The empty nest can be a bittersweet time. While it’s a period filled with pride and hope for your child’s future, it can also serve as a catalyst for reflection and reconnection between partners. After 18-plus years of shared parenting, it’s natural to wonder who you and your partner have become and whether your values and goals still align.

 

Who Are You Now?

Before parenthood, you were different people—individuals with distinct dreams, interests, and identities. Parenting can be immensely fulfilling, but it often demands so much that parts of yourself may have receded. Perhaps you once thrived in a nontraditional career, holding strong feminist values. Yet, when you embraced the role of primary caregiver, you might have found yourself stepping into a more traditional identity, putting aside personal aspirations for the sake of family harmony.
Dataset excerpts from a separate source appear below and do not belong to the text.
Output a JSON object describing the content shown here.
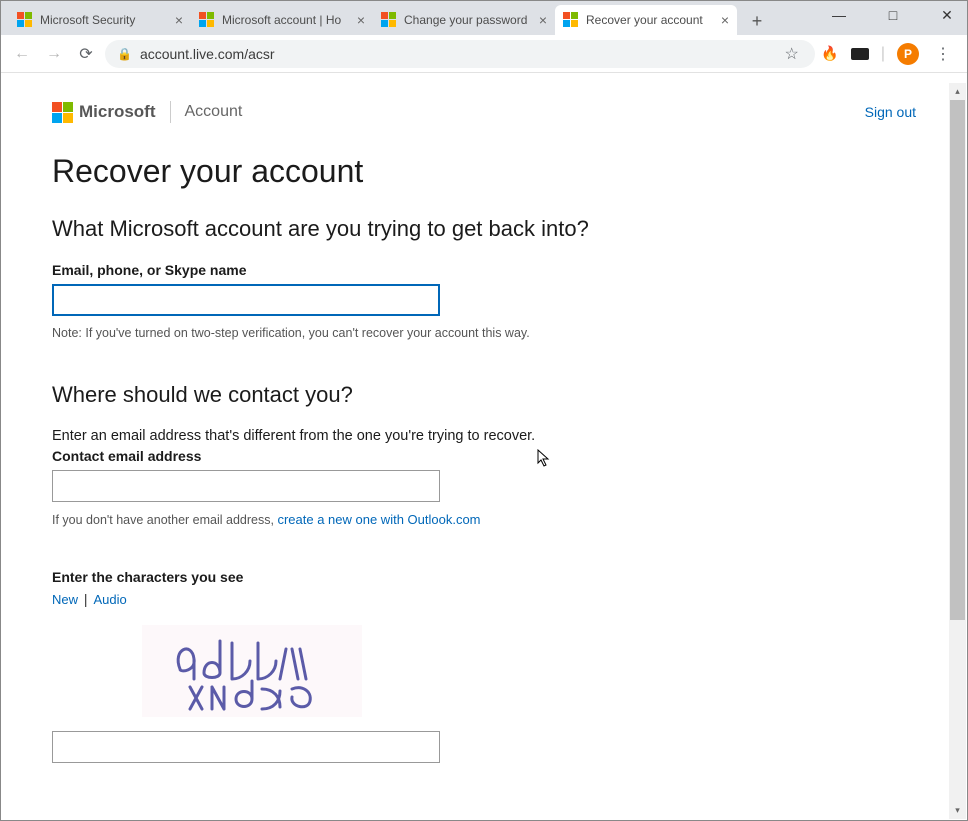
{
  "window_controls": {
    "min": "—",
    "max": "□",
    "close": "✕"
  },
  "tabs": [
    {
      "title": "Microsoft Security"
    },
    {
      "title": "Microsoft account | Ho"
    },
    {
      "title": "Change your password"
    },
    {
      "title": "Recover your account"
    }
  ],
  "address": "account.live.com/acsr",
  "avatar_letter": "P",
  "header": {
    "brand": "Microsoft",
    "section": "Account",
    "signout": "Sign out"
  },
  "page": {
    "h1": "Recover your account",
    "q1": "What Microsoft account are you trying to get back into?",
    "label1": "Email, phone, or Skype name",
    "hint1": "Note: If you've turned on two-step verification, you can't recover your account this way.",
    "q2": "Where should we contact you?",
    "instr2": "Enter an email address that's different from the one you're trying to recover.",
    "label2": "Contact email address",
    "hint2a": "If you don't have another email address, ",
    "hint2b": "create a new one with Outlook.com",
    "captcha_label": "Enter the characters you see",
    "captcha_new": "New",
    "captcha_audio": "Audio",
    "captcha_sep": "|"
  }
}
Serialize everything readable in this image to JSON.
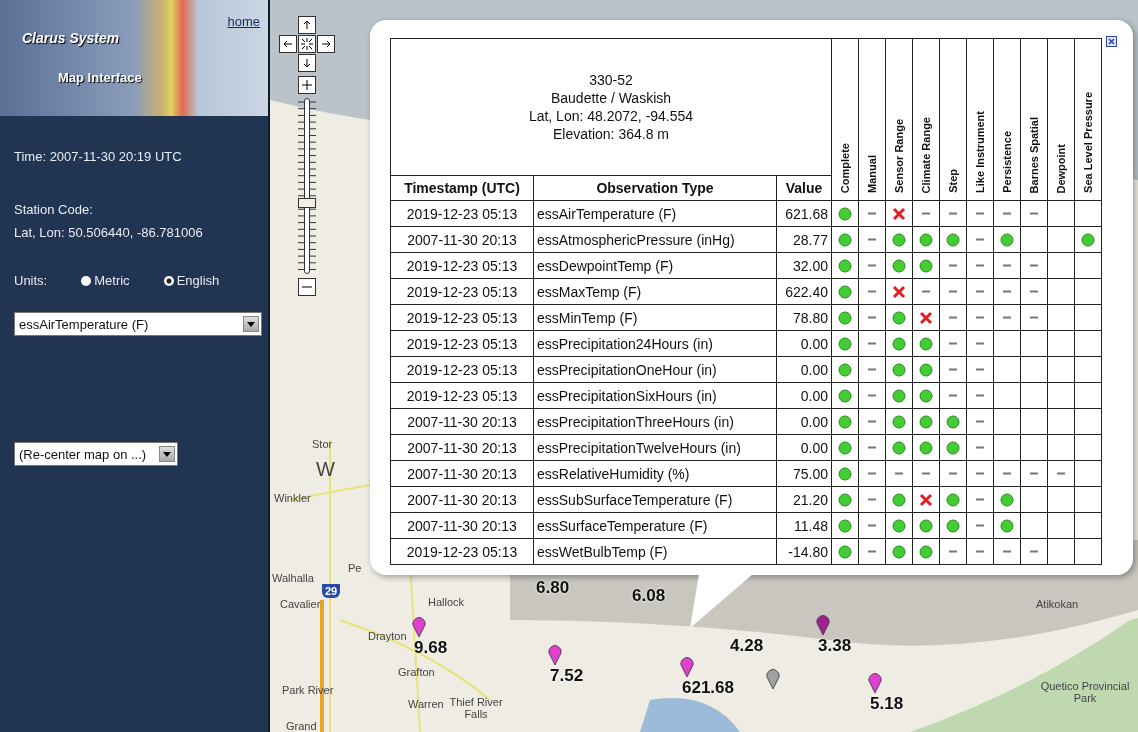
{
  "sidebar": {
    "title": "Clarus System",
    "subtitle": "Map Interface",
    "home_link": "home",
    "time": "Time: 2007-11-30 20:19 UTC",
    "station_code": "Station Code:",
    "lat_lon": "Lat, Lon: 50.506440, -86.781006",
    "units": {
      "label": "Units:",
      "options": [
        {
          "label": "Metric",
          "selected": false
        },
        {
          "label": "English",
          "selected": true
        }
      ]
    },
    "observation_select": "essAirTemperature (F)",
    "recenter_select": "(Re-center map on ...)"
  },
  "map": {
    "zoom": {
      "level": 0.41
    },
    "places": [
      {
        "name": "Stor"
      },
      {
        "name": "W"
      },
      {
        "name": "Winkler"
      },
      {
        "name": "Pe"
      },
      {
        "name": "Walhalla"
      },
      {
        "name": "Cavalier"
      },
      {
        "name": "29"
      },
      {
        "name": "Hallock"
      },
      {
        "name": "Drayton"
      },
      {
        "name": "Grafton"
      },
      {
        "name": "Park River"
      },
      {
        "name": "Warren"
      },
      {
        "name": "Thief River Falls"
      },
      {
        "name": "Grand"
      },
      {
        "name": "Atikokan"
      },
      {
        "name": "Quetico Provincial Park"
      }
    ],
    "markers": [
      {
        "kind": "label",
        "label": "6.80"
      },
      {
        "kind": "label",
        "label": "6.08"
      },
      {
        "kind": "pin",
        "label": "9.68",
        "color": "#e040d0"
      },
      {
        "kind": "pin",
        "label": "7.52",
        "color": "#e040d0"
      },
      {
        "kind": "label",
        "label": "4.28"
      },
      {
        "kind": "pin",
        "label": "3.38",
        "color": "#a02090"
      },
      {
        "kind": "pin",
        "label": "621.68",
        "color": "#e040d0"
      },
      {
        "kind": "pin",
        "color": "#a0a0a0"
      },
      {
        "kind": "pin",
        "label": "5.18",
        "color": "#e040d0"
      }
    ]
  },
  "popup": {
    "station": {
      "code": "330-52",
      "name": "Baudette / Waskish",
      "lat_lon": "Lat, Lon: 48.2072, -94.554",
      "elevation": "Elevation: 364.8 m"
    },
    "columns": [
      "Timestamp (UTC)",
      "Observation Type",
      "Value"
    ],
    "flag_columns": [
      "Complete",
      "Manual",
      "Sensor Range",
      "Climate Range",
      "Step",
      "Like Instrument",
      "Persistence",
      "Barnes Spatial",
      "Dewpoint",
      "Sea Level Pressure"
    ],
    "rows": [
      {
        "timestamp": "2019-12-23 05:13",
        "type": "essAirTemperature (F)",
        "value": "621.68",
        "flags": [
          {
            "kind": "pass"
          },
          {
            "kind": "skipped"
          },
          {
            "kind": "fail"
          },
          {
            "kind": "skipped"
          },
          {
            "kind": "skipped"
          },
          {
            "kind": "skipped"
          },
          {
            "kind": "skipped"
          },
          {
            "kind": "skipped"
          },
          {
            "kind": "empty"
          },
          {
            "kind": "empty"
          }
        ]
      },
      {
        "timestamp": "2007-11-30 20:13",
        "type": "essAtmosphericPressure (inHg)",
        "value": "28.77",
        "flags": [
          {
            "kind": "pass"
          },
          {
            "kind": "skipped"
          },
          {
            "kind": "pass"
          },
          {
            "kind": "pass"
          },
          {
            "kind": "pass"
          },
          {
            "kind": "skipped"
          },
          {
            "kind": "pass"
          },
          {
            "kind": "empty"
          },
          {
            "kind": "empty"
          },
          {
            "kind": "pass"
          }
        ]
      },
      {
        "timestamp": "2019-12-23 05:13",
        "type": "essDewpointTemp (F)",
        "value": "32.00",
        "flags": [
          {
            "kind": "pass"
          },
          {
            "kind": "skipped"
          },
          {
            "kind": "pass"
          },
          {
            "kind": "pass"
          },
          {
            "kind": "skipped"
          },
          {
            "kind": "skipped"
          },
          {
            "kind": "skipped"
          },
          {
            "kind": "skipped"
          },
          {
            "kind": "empty"
          },
          {
            "kind": "empty"
          }
        ]
      },
      {
        "timestamp": "2019-12-23 05:13",
        "type": "essMaxTemp (F)",
        "value": "622.40",
        "flags": [
          {
            "kind": "pass"
          },
          {
            "kind": "skipped"
          },
          {
            "kind": "fail"
          },
          {
            "kind": "skipped"
          },
          {
            "kind": "skipped"
          },
          {
            "kind": "skipped"
          },
          {
            "kind": "skipped"
          },
          {
            "kind": "skipped"
          },
          {
            "kind": "empty"
          },
          {
            "kind": "empty"
          }
        ]
      },
      {
        "timestamp": "2019-12-23 05:13",
        "type": "essMinTemp (F)",
        "value": "78.80",
        "flags": [
          {
            "kind": "pass"
          },
          {
            "kind": "skipped"
          },
          {
            "kind": "pass"
          },
          {
            "kind": "fail"
          },
          {
            "kind": "skipped"
          },
          {
            "kind": "skipped"
          },
          {
            "kind": "skipped"
          },
          {
            "kind": "skipped"
          },
          {
            "kind": "empty"
          },
          {
            "kind": "empty"
          }
        ]
      },
      {
        "timestamp": "2019-12-23 05:13",
        "type": "essPrecipitation24Hours (in)",
        "value": "0.00",
        "flags": [
          {
            "kind": "pass"
          },
          {
            "kind": "skipped"
          },
          {
            "kind": "pass"
          },
          {
            "kind": "pass"
          },
          {
            "kind": "skipped"
          },
          {
            "kind": "skipped"
          },
          {
            "kind": "empty"
          },
          {
            "kind": "empty"
          },
          {
            "kind": "empty"
          },
          {
            "kind": "empty"
          }
        ]
      },
      {
        "timestamp": "2019-12-23 05:13",
        "type": "essPrecipitationOneHour (in)",
        "value": "0.00",
        "flags": [
          {
            "kind": "pass"
          },
          {
            "kind": "skipped"
          },
          {
            "kind": "pass"
          },
          {
            "kind": "pass"
          },
          {
            "kind": "skipped"
          },
          {
            "kind": "skipped"
          },
          {
            "kind": "empty"
          },
          {
            "kind": "empty"
          },
          {
            "kind": "empty"
          },
          {
            "kind": "empty"
          }
        ]
      },
      {
        "timestamp": "2019-12-23 05:13",
        "type": "essPrecipitationSixHours (in)",
        "value": "0.00",
        "flags": [
          {
            "kind": "pass"
          },
          {
            "kind": "skipped"
          },
          {
            "kind": "pass"
          },
          {
            "kind": "pass"
          },
          {
            "kind": "skipped"
          },
          {
            "kind": "skipped"
          },
          {
            "kind": "empty"
          },
          {
            "kind": "empty"
          },
          {
            "kind": "empty"
          },
          {
            "kind": "empty"
          }
        ]
      },
      {
        "timestamp": "2007-11-30 20:13",
        "type": "essPrecipitationThreeHours (in)",
        "value": "0.00",
        "flags": [
          {
            "kind": "pass"
          },
          {
            "kind": "skipped"
          },
          {
            "kind": "pass"
          },
          {
            "kind": "pass"
          },
          {
            "kind": "pass"
          },
          {
            "kind": "skipped"
          },
          {
            "kind": "empty"
          },
          {
            "kind": "empty"
          },
          {
            "kind": "empty"
          },
          {
            "kind": "empty"
          }
        ]
      },
      {
        "timestamp": "2007-11-30 20:13",
        "type": "essPrecipitationTwelveHours (in)",
        "value": "0.00",
        "flags": [
          {
            "kind": "pass"
          },
          {
            "kind": "skipped"
          },
          {
            "kind": "pass"
          },
          {
            "kind": "pass"
          },
          {
            "kind": "pass"
          },
          {
            "kind": "skipped"
          },
          {
            "kind": "empty"
          },
          {
            "kind": "empty"
          },
          {
            "kind": "empty"
          },
          {
            "kind": "empty"
          }
        ]
      },
      {
        "timestamp": "2007-11-30 20:13",
        "type": "essRelativeHumidity (%)",
        "value": "75.00",
        "flags": [
          {
            "kind": "pass"
          },
          {
            "kind": "skipped"
          },
          {
            "kind": "skipped"
          },
          {
            "kind": "skipped"
          },
          {
            "kind": "skipped"
          },
          {
            "kind": "skipped"
          },
          {
            "kind": "skipped"
          },
          {
            "kind": "skipped"
          },
          {
            "kind": "skipped"
          },
          {
            "kind": "empty"
          }
        ]
      },
      {
        "timestamp": "2007-11-30 20:13",
        "type": "essSubSurfaceTemperature (F)",
        "value": "21.20",
        "flags": [
          {
            "kind": "pass"
          },
          {
            "kind": "skipped"
          },
          {
            "kind": "pass"
          },
          {
            "kind": "fail"
          },
          {
            "kind": "pass"
          },
          {
            "kind": "skipped"
          },
          {
            "kind": "pass"
          },
          {
            "kind": "empty"
          },
          {
            "kind": "empty"
          },
          {
            "kind": "empty"
          }
        ]
      },
      {
        "timestamp": "2007-11-30 20:13",
        "type": "essSurfaceTemperature (F)",
        "value": "11.48",
        "flags": [
          {
            "kind": "pass"
          },
          {
            "kind": "skipped"
          },
          {
            "kind": "pass"
          },
          {
            "kind": "pass"
          },
          {
            "kind": "pass"
          },
          {
            "kind": "skipped"
          },
          {
            "kind": "pass"
          },
          {
            "kind": "empty"
          },
          {
            "kind": "empty"
          },
          {
            "kind": "empty"
          }
        ]
      },
      {
        "timestamp": "2019-12-23 05:13",
        "type": "essWetBulbTemp (F)",
        "value": "-14.80",
        "flags": [
          {
            "kind": "pass"
          },
          {
            "kind": "skipped"
          },
          {
            "kind": "pass"
          },
          {
            "kind": "pass"
          },
          {
            "kind": "skipped"
          },
          {
            "kind": "skipped"
          },
          {
            "kind": "skipped"
          },
          {
            "kind": "skipped"
          },
          {
            "kind": "empty"
          },
          {
            "kind": "empty"
          }
        ]
      }
    ]
  }
}
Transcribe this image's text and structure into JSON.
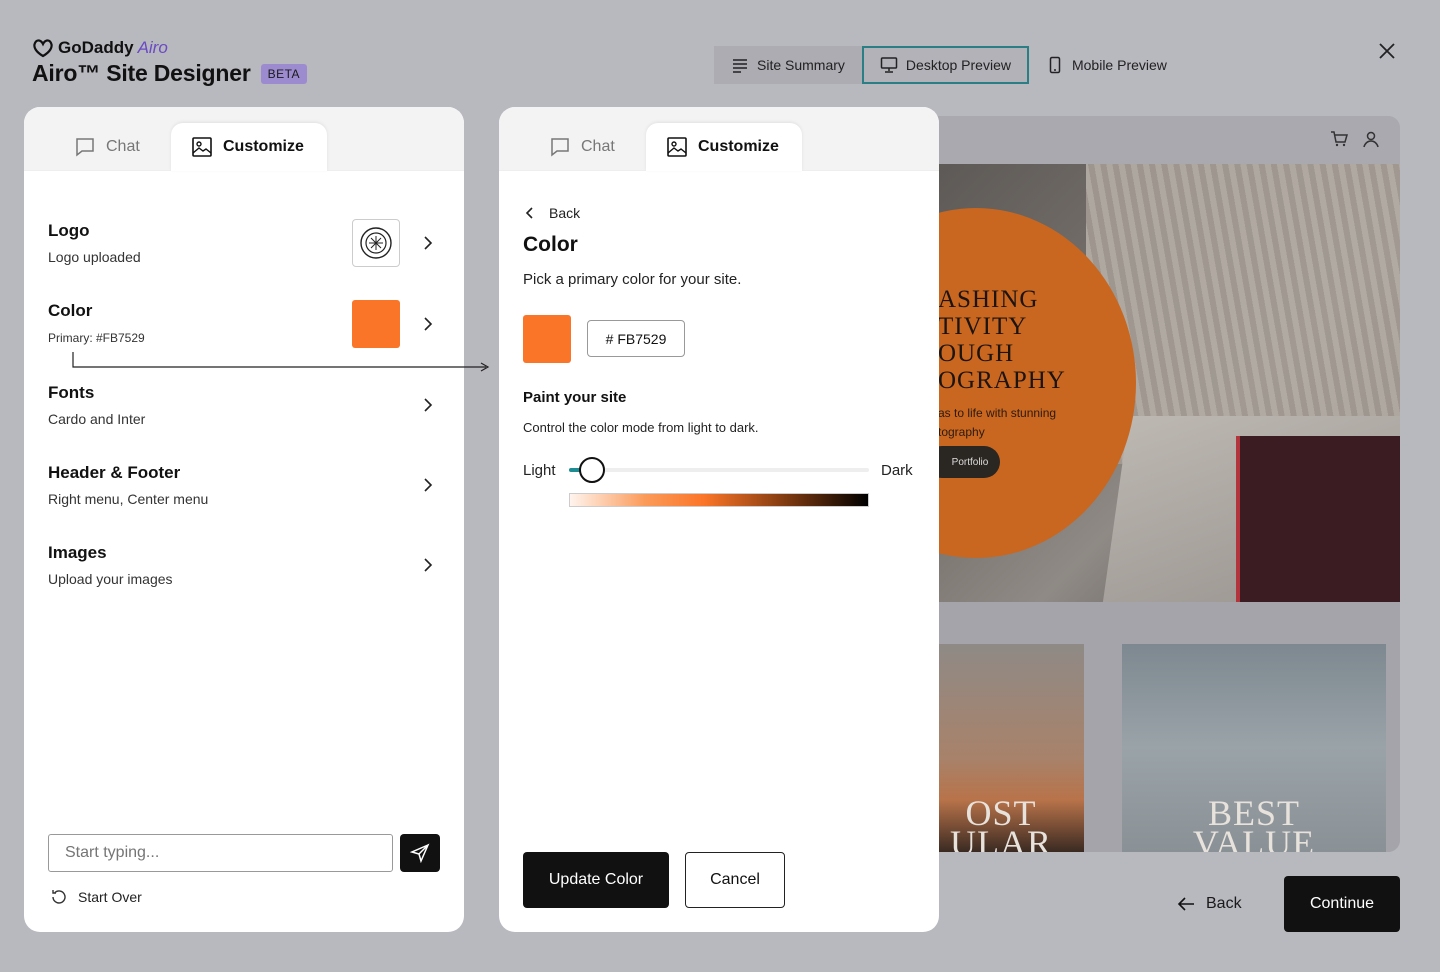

As you face the empty nest, it’s time to start rediscovering who you are now. What passions have you shelved? What dreams have been postponed? This is a pivotal moment to reflect on your individual journeys and the shared path you’ve traveled together.

 

Navigating Disconnection

Empty nest couples can reconnect by first acknowledging the disconnection they're feeling. John and Julie Gottman, renowned relationship experts, offer a helpful tool called “Love Maps”. This concept involves understanding each other's worlds—what’s important to your partner, their dreams, and their day-to-day experiences.

Start with some thought-provoking questions:

  1. What has been the most significant change in your life since becoming a parent?

  2. What are your current passions or interests that you want to pursue?

  3. How do you envision our future together? What do you hope to achieve as a couple?

  4. Are there any unresolved feelings or issues we should address?

These conversations can serve as a foundation for creating shared meaning and rekindling the intimacy you may have lost over the years. It’s about exploring your partner’s inner landscape and inviting them to understand yours.

 

Looking Ahead

Therapy can help you with the heartbreak of your child leaving home and help you to intentionally define what you want the next phase of life to look like. This can be an opportunity not just to reconnect with your partner but also to forge a deeper understanding of yourselves. With patience and open communication, you can navigate this transition together and emerge stronger, more aligned, and ready to explore the future—both as individuals and as partners.